Exoten
We reizen de hele wereld over. Als mens (met of zonder producten in je vrachtwagen) en natuurlijk ook als dier en als plant. Zo nu en dan reizen dieren en planten met ons mee. Bewust of onbewust. Dat noemen we dan exoten. Het zijn dier- of plantensoorten die hier van origine niet thuishoren. Soms gaan ze meteen dood omdat het klimaat niet bij ze past of omdat ze een lekker hapje zijn voor een wild dier. Maar sommige hebben geen natuurlijke vijand en voelen zich juist heel erg thuis in ons klimaat. En dan kan het ook problematisch worden.

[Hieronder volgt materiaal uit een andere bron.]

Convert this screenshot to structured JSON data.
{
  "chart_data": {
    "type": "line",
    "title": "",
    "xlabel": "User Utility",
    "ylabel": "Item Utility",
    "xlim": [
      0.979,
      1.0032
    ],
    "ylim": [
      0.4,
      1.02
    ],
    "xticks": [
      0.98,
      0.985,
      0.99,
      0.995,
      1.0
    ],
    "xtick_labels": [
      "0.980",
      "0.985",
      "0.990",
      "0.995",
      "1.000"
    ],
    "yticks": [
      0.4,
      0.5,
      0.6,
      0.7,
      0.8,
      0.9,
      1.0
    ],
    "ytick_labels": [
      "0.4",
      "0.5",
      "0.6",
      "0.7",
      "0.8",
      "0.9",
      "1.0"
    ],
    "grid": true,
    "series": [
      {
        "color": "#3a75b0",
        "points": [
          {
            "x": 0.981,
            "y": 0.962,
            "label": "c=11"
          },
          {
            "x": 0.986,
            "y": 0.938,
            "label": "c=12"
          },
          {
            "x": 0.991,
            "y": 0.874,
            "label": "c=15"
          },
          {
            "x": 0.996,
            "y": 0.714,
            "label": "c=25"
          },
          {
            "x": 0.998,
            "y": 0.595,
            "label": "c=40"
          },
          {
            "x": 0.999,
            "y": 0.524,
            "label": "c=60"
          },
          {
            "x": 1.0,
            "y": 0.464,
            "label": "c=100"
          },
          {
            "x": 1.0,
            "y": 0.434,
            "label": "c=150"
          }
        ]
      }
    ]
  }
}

Ingrijpen is soms noodzakelijk
Bepaalde soorten zijn zo overheersend dat inheemse soorten dreigen uit te sterven. Dan worden het invasieve exoten of zelfs een plaag. Ingrijpen is dan noodzakelijk. Dat kan het beste zo vroeg mogelijk. Wachten totdat deze soorten dominant worden, maakt de bestrijding vele malen lastiger en kostbaarder. In Zuid-Holland zijn vooral de nijlgans, muskusrat, Canadese gans en weermoes een bedreiging voor inheemse soorten. Het veenweidengebied heeft veel last van de rivierkreeft; hopelijk zorgt de komst van de otter daar snel voor natuurlijke predatie en een herstelde balans.
In elke stad zijn ze inmiddels te vinden: halsbandparkieten. Felgroene, vaak hard schreeuwende parkieten die zich heel erg thuis voelen in onze parken. Ooit ontsnapt uit kooien bedreigen ze nu volop de wilde vogels in onze parken. Dit gebeurt ook in onze natuurgebieden met bijvoorbeeld de Amerikaanse brulkikker, de zonnebaars, de Pallas eekhoorn en de rosse stekelstaart. Er zijn ook invasieve planten, vaak ooit gebruikt als tuinplant, zoals de kleine waterteunisbloem, de Japanse duizendknoop, de reuzenbalsemien, de reuzenberenklauw, de Amerikaanse vogelkers, de rimpelroos, de Amerikaanse eik en de gewone robina.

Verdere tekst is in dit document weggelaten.